Considering $m$ as the slope of the tangent I get $y=m(x+b)$. If $(p,q)$ be the point of contact then $m=-q/p$(perpendicular). equating the two and solving leads me to a very complicated term, which perhaps, ain't the answer.Is there any better way to solve it?
On
We will copute the equation of the tangent that has a contact for positive $y$ (as there are two tangents, symmetric w.r.t the $x$ axis). I also assume $b>0$ (if $b<0$, there must be absolute values in some places below).
If $O$ is the center of the circle, $M$ the point $(b,0)$ and $T$ the contact point with (yet unknown) coordinates $(x,y)$, then the $OTM$ is a right triangle, with right angle $\hat T$. You thus have
$$\cos \hat O=\frac ab=\frac xa$$
Hence $x=\dfrac{a^2}b$.
Now, $T$ is on the circle, hence $x^2+y^2=a^2$, and since we want $y>0$, you get
$$y=\sqrt{a^2-x^2}=a\sqrt{1-\frac{a^2}{b^2}}=\frac{a}{b}\sqrt{b^2-a^2}$$
Notice that you must have $b>a$, as expected since the point $M$ must be outside the circle, otherwise there is no tangent at all.

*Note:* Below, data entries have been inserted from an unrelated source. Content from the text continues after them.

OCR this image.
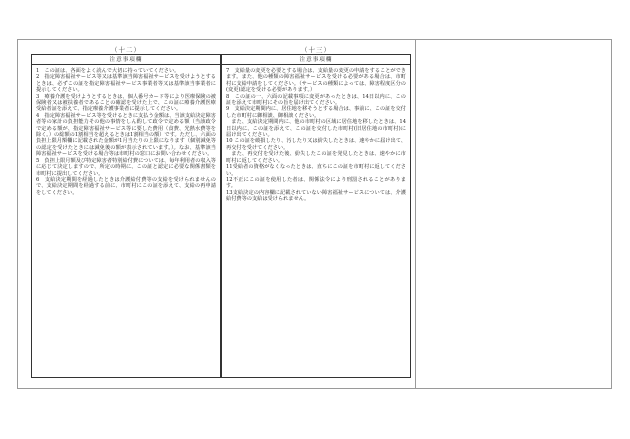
（十二）
注意事項欄

1　この証は、各面をよく読んで大切に持っていてください。

2　指定障害福祉サービス等又は基準該当障害福祉サービスを受けようとするときは、必ずこの証を指定障害福祉サービス事業者等又は基準該当事業者に提示してください。

3　療養介護を受けようとするときは、個人番号カード等により医療保険の被保険者又は被扶養者であることの確認を受けた上で、この証に療養介護医療受給者証を添えて、指定療養介護事業者に提示してください。

4　指定障害福祉サービス等を受けるときに支払う金額は、当該支給決定障害者等の家計の負担能力その他の事情をしん酌して政令で定める額（当該政令で定める額が、指定障害福祉サービス等に要した費用（食費、光熱水費等を除く。）の総額の1割相当を超えるときは1割相当の額）です。ただし、六面の負担上限月額欄に記載された金額が1月当たりの上限になります（個別減免等の認定を受けたときには減免後の額が表示されています。）。なお、基準該当障害福祉サービスを受ける場合等は市町村の窓口にお問い合わせください。

5　負担上限月額及び特定障害者特別給付費については、毎年利用者の収入等に応じて決定しますので、所定の時期に、この証と認定に必要な関係書類を市町村に提出してください。

6　支給決定期間を経過したときは介護給付費等の支給を受けられませんので、支給決定期間を経過する前に、市町村にこの証を添えて、支給の再申請をしてください。

（十三）
注意事項欄

7　支給量の変更を必要とする場合は、支給量の変更の申請をすることができます。また、他の種類の障害福祉サービスを受ける必要がある場合は、市町村に支給申請をしてください。（サービスの種類によっては、障害程度区分の(変更)認定を受ける必要があります。）

8　この証の一、六面の記載事項に変更があったときは、14日以内に、この証を添えて市町村にその旨を届け出てください。

9　支給決定期間内に、居住地を移そうとする場合は、事前に、この証を交付した市町村に御相談、御相談ください。

　また、支給決定期間内に、他の市町村の区域に居住地を移したときは、14日以内に、この証を添えて、この証を交付した市町村(旧居住地の市町村)に届け出てください。

10 この証を破損したり、汚したり又は紛失したときは、速やかに届け出て、再交付を受けてください。

　また、再交付を受けた後、紛失したこの証を発見したときは、速やかに市町村に返してください。

11受給者の資格がなくなったときは、直ちにこの証を市町村に返してください。

12不正にこの証を使用した者は、関係法令により刑罰されることがあります。

13支給決定の内容欄に記載されていない障害福祉サービスについては、介護給付費等の支給は受けられません。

Now you have two points on a line, it should be straightforward to compute its equation.
Another, easier way to do this.
A generic point $P(x,y)$ on the tangent line is such that $\vec {MP}$ is orthogonal to $\vec{OT}$, and
$$\vec{OT}=\left(\begin{matrix}a\cos\hat O\\ a\sin\hat O \end{matrix}\right)$$
Hence the equation of the tangent is $\vec {MP}\cdot\vec{OT}=0$ or, dividing by $a$:
$$(x-b)\cos \hat O+y\sin\hat O=0$$
With $\cos \hat O=\frac ab$ and $\sin \hat O=\pm\sqrt{1-\frac{a^2}{b^2}}$. Take the $+$ sign for a contact point with positive $y$.
Multiplying by $b$, the equation simplifies to
$$a(x-b)+\sqrt{b^2-a^2}y=0$$
or
$$ax+\sqrt{b^2-a^2}y=ab$$
Check the equation with the two known points: for $y=0$, you get $x=b$ as expected, and for $x=\frac{a^2}{b}$,
$$\sqrt{b^2-a^2}y=ab-\frac{a^3}{b}=\frac ab(b^2-a^2)$$
Hence $y=\frac ab\sqrt{b^2-a^2}$.
On
Polar coordinates :
$x=a\cos \theta;$ $ y= a \sin \theta.$
Triangle $(0,0)$, point of tangency, $(b,0)$ is a right triangle.
$\tan \theta = \dfrac{\sqrt{b^2-a^2}}{a}.$
Let slope of tangent be $m:$
$m= - \dfrac{a}{\sqrt{b^2-a^2}}.$
Equation of one of the tangents is : $y = m(x-b).$
Equation of the second tangent is?
If $(a\cos t, a \sin t)$ is the point of contact, tangent to $S=0$ is $S_1=0$.
$$\implies x \cos t+y\sin t=a$$
This passes through $(b,0)$ $$\implies \cos t=a/b$$
Clearly, there are $2$ $t$ values for this. You can find the locus of the tangents alternatively.